As requests came in, DeMartis and his managers began activating their vendor network and coordinating deliveries directly to these various locations. By Tuesday night, McKesson dispatched a convoy of medical supplies directly to Chelsea Piers. Other suppliers, including Agilent/Philips, Caligor, Abbott, Pharmacia and Medline, provided med/surg, pharmaceutical and respiratory equipment and supplies as well. Specialty vendors such as Tartan Textiles, TW Smith Oxygen, Culligan and Great Bear Water joined the list of suppliers who responded without hesitation to the critical needs among the various treatment locations, adds DeMartis. The 3M Corporation sent representatives to the Javits Center to fit-test rescue workers for HEPA masks, to protect them from the growing threat of airborne asbestos.
The difficulty of these efforts was compounded by the 'lockdown' that shut off Manhattan from the outside world. Suppliers' trucks coming from New Jersey reported to the Meadowlands to have their vehicles searched and manifests examined, and their contacts called and verified.

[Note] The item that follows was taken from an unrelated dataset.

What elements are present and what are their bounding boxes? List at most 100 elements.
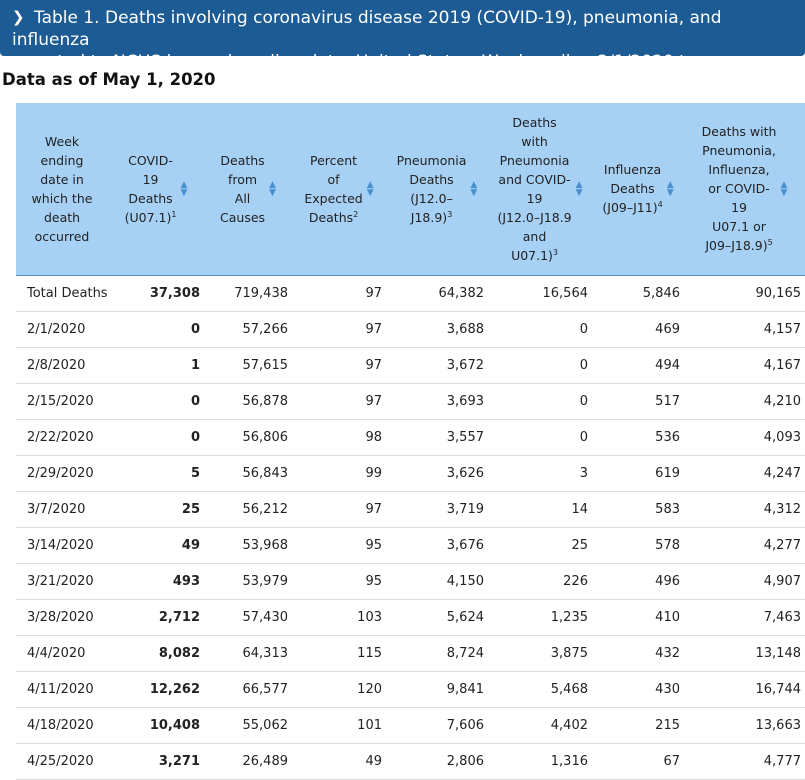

To help these suppliers and others, DeMartis and staff faxed various documents to them, one listing the triage center destination with contact names and cell phone numbers, another with a letter on hospital letterhead giving authorization for the shipment, and one that contained a police contact name, shield number and photo ID. When all else failed, a call to a supply chain manager with help from GNYHA usually secured a police escort. ''This coordination was often the most difficult part of the process,'' says DeMartis. ''Without these documents, all our work would have been in vain.''
The drivers and their managers who went to Ground Zero, exhibited ''incredible courage,'' adds McCarthy. ''They did so with little concern as to what chemical, biologic agent or even asbestos might also be present there. Here we were, asking suppliers for products related to barrier protection, like respirators, and then asking them to deliver these items directly into the danger zone.''
Both DeMartis and McCarthy remain overwhelmed by the support they received from the vendor community. They agree that life has changed for Mt. Sinai NYU and for New York City at large. Security remains tight at each hospital and all public buildings, and negotiating roadways takes longer due to the various checkpoints.
Yet, the teamwork that carried them through the ordeal remains, they say. In fact, patience and teamwork are no longer buzzwords, but a way of life, they say. And it's a rare day when a business partner doesn't offer help or just encouraging words. They agree that in the context of such devastation and suffering, this may be one of the few positives that linger.